The Tribune was so taken by Lincoln and what he stood for that it apparently decided every Republican stood for the same things—they did not endorse a Democrat for president until 2008. This historic endorsement of Barack Obama was mildly tarnished, alas, because at the time the paper was in the grip of buffoons who turned the endorsement process into a sort of game designed to suck up to readers. “As we think about that choice, we want to hear from you,” the Tribune announced. “Do you support Barack Obama? Do you support John McCain?... If you were writing an endorsement, what would you say?"
I called the actual editorial endorsing Obama “good, sober, intelligent.” But it was compromised by the impossibility just then of saying the same about the newspaper making it.
In 2000 I wrote that the endorsements of the Sun-Times (and all the other papers in the Sun-Times Media Group) “couldn’t be taken seriously” because they were dictated by the opportunistic publisher, David Radler, whose disdain for principle at the expense of the main chance would lead to his admitting to business fraud a few years later and going to prison.

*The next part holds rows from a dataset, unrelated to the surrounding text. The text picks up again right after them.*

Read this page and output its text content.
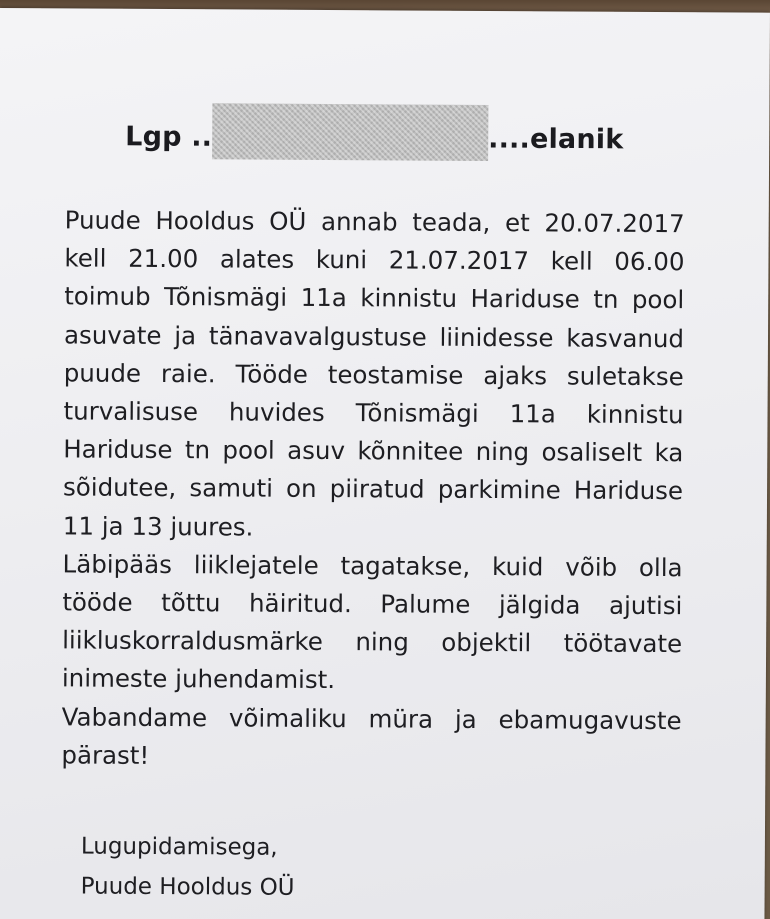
Lgp ..	....elanik

Puude Hooldus OÜ annab teada, et 20.07.2017 kell 21.00 alates kuni 21.07.2017 kell 06.00 toimub Tõnismägi 11a kinnistu Hariduse tn pool asuvate ja tänavavalgustuse liinidesse kasvanud puude raie. Tööde teostamise ajaks suletakse turvalisuse huvides Tõnismägi 11a kinnistu Hariduse tn pool asuv kõnnitee ning osaliselt ka sõidutee, samuti on piiratud parkimine Hariduse 11 ja 13 juures.

Läbipääs liiklejatele tagatakse, kuid võib olla tööde tõttu häiritud. Palume jälgida ajutisi liikluskorraldusmärke ning objektil töötavate inimeste juhendamist.

Vabandame võimaliku müra ja ebamugavuste pärast!

Lugupidamisega,
Puude Hooldus OÜ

It was largely to fumigate the place after the right-wing Radler and his partner in crime, Conrad Black, had been sent packing that in 2007 the Sun-Times editorial page notified readers that "we are returning to our liberal, working-class roots.” This exaggerated those roots. As I noted at the time, while the Tribune was steadfastly Republican the Sun-Times was erratically Democratic—“Under Fields IV and V, the Sun-Times endorsed Richard Nixon twice for vice president and three times for president.”
The decision to drop the endorsements altogether suggests a recognition by the paper that they've never been taken seriously by anybody—not as a guide to voters and not as an expression of institutional values.
Also, there’s this… When a new group of investors took control of Sun-Times Media last month I described them as “ white, male, North Shore Republican types.” Whatever their reasons for signing on, they surely don’t include a sentimental attachment to working-class liberalism. Better the papers endorse no one than endorse candidates who will offend either the owners or the readers.
The following may not be the best analogy in the world, but it's honest. I like to vote and I like to make pies, and my first thought when I’d read the two editorials was of the time I went into Trader Joe’s and asked if they carried Crisco. The answer came with a sneer. Of course not, I was told. For that, there’s Jewel.
The Sun-Times, which more closely resembles a 7-Eleven, would love to be thought of as the Trader Joe’s of newspapers, a place that carries limited goods but is proud of everything on its shelves. The Tribune is our Jewel, Chicago’s full-service newspaper supermarket.
Chicago absolutely needs a full-service newspaper. And again, not to force the comparison, but on election day I’m lost in the booth without a tear sheet that gets me through the more obscure offices and the judges. I need those Tribune endorsements. And I need lard.